The Forty-fifth also included a regiment of Tirailleurs or “sharpshooters”—native North Africans with French officers also wearing Zouave-style uniforms. In addition, two battalions of the Infanterie Légère d’Afrique (African Light Infantry) had recently joined it. The latter were composed of French convicts whose offenses ranged from vagrancy and pimping to theft and assault, and soldiers transferred from other regiments as punishment for deserting or disobeying orders. The members of the African Light Infantry had long ironically dubbed themselves “Les Joyeux” (The Happy Ones).

The Forty-fifth had only taken over their positions eight days earlier on the night of April 14. Captain Louis Botti of the Seventh Zouaves despaired at the problems of digging trenches in ground more resembling a cemetery than a defensive position: “In certain places shod feet stick out of the soil and at a place we pass a hundred times a day, red trousers appear. Everywhere, however little we seek them, the eye falls on out-stretched corpses . . . anonymous, not meaning anything to anyone.” Living conditions for all Allied soldiers around Ypres were indeed atrocious. The high water table and low elevation—barely above sea level—meant trenches flooded easily. Newcomers thought those already there “looked like tramps, all plastered with filth and dirt, and unshaven.”
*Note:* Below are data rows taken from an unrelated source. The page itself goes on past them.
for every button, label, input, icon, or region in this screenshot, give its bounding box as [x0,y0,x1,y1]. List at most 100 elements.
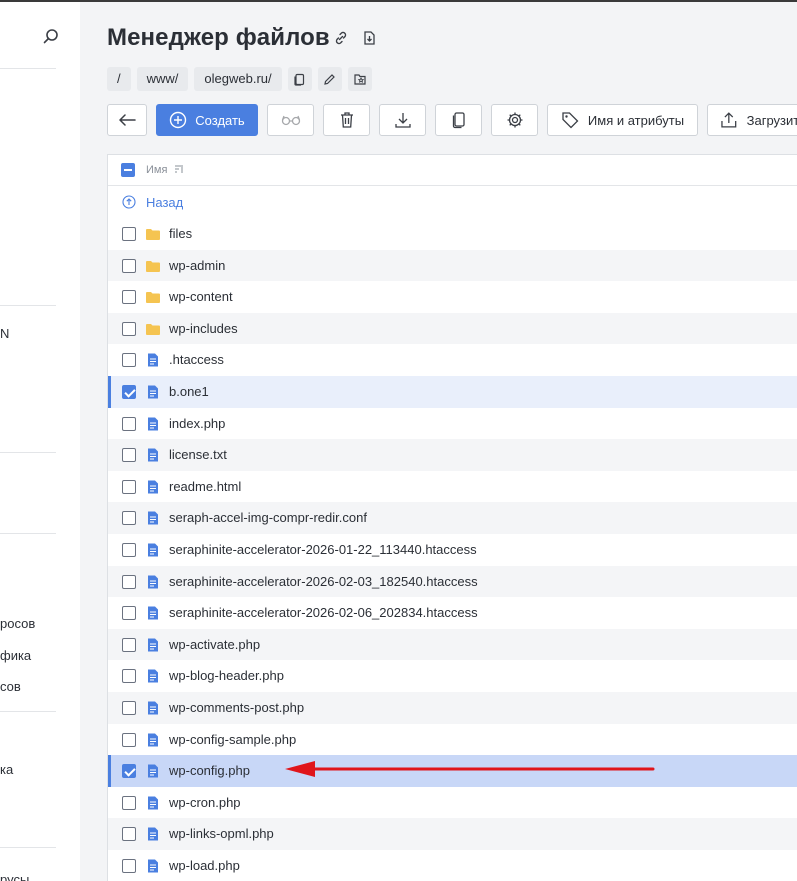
table-row[interactable]: index.php [108,408,797,440]
row-checkbox[interactable] [122,637,136,652]
table-row[interactable]: readme.html [108,471,797,503]
search-icon[interactable] [42,28,60,46]
sidebar-item-partial[interactable]: сов [0,679,21,694]
copy-path-button[interactable] [287,67,312,91]
edit-path-button[interactable] [317,67,342,91]
delete-button[interactable] [323,104,370,136]
table-row[interactable]: seraph-accel-img-compr-redir.conf [108,502,797,534]
row-checkbox[interactable] [122,669,136,684]
breadcrumb-domain[interactable]: olegweb.ru/ [194,67,282,91]
bookmark-path-button[interactable] [347,67,372,91]
file-icon [148,543,158,557]
table-row[interactable]: seraphinite-accelerator-2026-01-22_11344… [108,534,797,566]
row-checkbox[interactable] [122,795,136,810]
create-button-label: Создать [195,112,245,128]
gear-icon [507,112,522,128]
file-icon [148,353,158,367]
file-name: files [169,226,193,241]
sidebar: N росов фика сов ка русы [0,2,80,881]
sidebar-divider [0,847,56,848]
file-name: wp-load.php [169,858,240,873]
row-checkbox[interactable] [122,859,136,873]
sidebar-item-partial[interactable]: N [0,326,9,341]
file-name: wp-links-opml.php [169,826,274,842]
row-checkbox[interactable] [122,606,136,621]
file-name: index.php [169,415,226,431]
breadcrumb-root[interactable]: / [107,67,131,91]
folder-icon [146,292,160,304]
table-row[interactable]: wp-comments-post.php [108,692,797,724]
upload-label: Загрузить [746,112,797,128]
settings-button[interactable] [491,104,538,136]
edit-icon [324,73,335,85]
sort-icon [174,165,182,173]
row-checkbox[interactable] [122,448,136,463]
table-row[interactable]: license.txt [108,439,797,471]
table-row[interactable]: seraphinite-accelerator-2026-02-06_20283… [108,597,797,629]
sidebar-item-partial[interactable]: ка [0,762,13,777]
download-button[interactable] [379,104,426,136]
row-checkbox[interactable] [122,258,136,273]
column-name-header[interactable]: Имя [146,164,184,176]
table-row[interactable]: wp-blog-header.php [108,660,797,692]
row-checkbox[interactable] [122,543,136,557]
sidebar-item-partial[interactable]: русы [0,872,29,881]
sidebar-divider [0,533,56,534]
create-button[interactable]: Создать [156,104,258,136]
table-row[interactable]: wp-load.php [108,850,797,881]
copy-button[interactable] [435,104,482,136]
row-checkbox[interactable] [122,290,136,305]
trash-icon [340,112,353,128]
row-checkbox[interactable] [122,827,136,842]
table-row[interactable]: wp-admin [108,249,797,282]
link-icon[interactable] [333,30,349,46]
back-row[interactable]: Назад [108,187,797,219]
back-button[interactable] [107,104,147,136]
row-checkbox[interactable] [122,321,136,336]
folder-icon [146,323,160,335]
table-row[interactable]: seraphinite-accelerator-2026-02-03_18254… [108,565,797,598]
row-checkbox[interactable] [122,353,136,368]
upload-button[interactable]: Загрузить [707,104,797,136]
table-row[interactable]: b.one1 [108,376,797,408]
name-attributes-button[interactable]: Имя и атрибуты [547,104,698,136]
folder-icon [146,260,160,272]
file-name: wp-config-sample.php [169,731,297,747]
table-row[interactable]: wp-links-opml.php [108,818,797,850]
file-name: .htaccess [169,352,224,368]
sidebar-item-partial[interactable]: фика [0,648,31,663]
row-checkbox[interactable] [122,574,136,589]
bookmark-icon [354,74,366,85]
file-icon [148,448,158,462]
file-name: b.one1 [169,384,209,399]
table-row[interactable]: files [108,218,797,250]
row-checkbox[interactable] [122,764,136,779]
download-icon [394,113,411,128]
row-checkbox[interactable] [122,416,136,431]
sidebar-item-partial[interactable]: росов [0,616,35,631]
download-icon[interactable] [361,30,377,46]
row-checkbox[interactable] [122,227,136,241]
table-row[interactable]: .htaccess [108,344,797,376]
row-checkbox[interactable] [122,511,136,526]
tag-icon [562,112,579,129]
file-name: wp-content [169,289,233,305]
table-row[interactable]: wp-cron.php [108,787,797,819]
row-checkbox[interactable] [122,701,136,715]
file-icon [148,859,158,873]
select-all-checkbox[interactable] [121,163,135,177]
view-button[interactable] [267,104,314,136]
row-checkbox[interactable] [122,479,136,494]
table-row[interactable]: wp-content [108,281,797,313]
row-checkbox[interactable] [122,732,136,747]
row-checkbox[interactable] [122,385,136,399]
table-row[interactable]: wp-activate.php [108,628,797,661]
column-name-label: Имя [146,164,168,176]
file-name: wp-config.php [169,763,250,779]
upload-icon [721,112,737,128]
copy-icon [452,112,465,129]
file-icon [148,733,158,747]
table-row[interactable]: wp-config-sample.php [108,724,797,756]
breadcrumb-www[interactable]: www/ [136,67,189,91]
table-row[interactable]: wp-includes [108,312,797,345]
One of the few consolations was smoking—sometimes, despite their “vile taste,” the tobacco leaves they found hanging in the lofts of farmhouses. But smoking required caution since as one soldier recalled, “if Jerry saw any smoke he would send a grenade over because he knew there was someone there.” The belief in the trenches that to light three cigarettes from one match was unlucky was not superstition but well founded—lighting up the first revealed your presence to the enemy, lighting the second allowed him to take aim, lighting the third gave him time to fire.
*
Then there were the rats. Some thought there was no point in killing them since “they would putrefy and it would be worse than if you left them alive. I think they lived in corpses, because they were . . . big as cats . . . horrible great things.”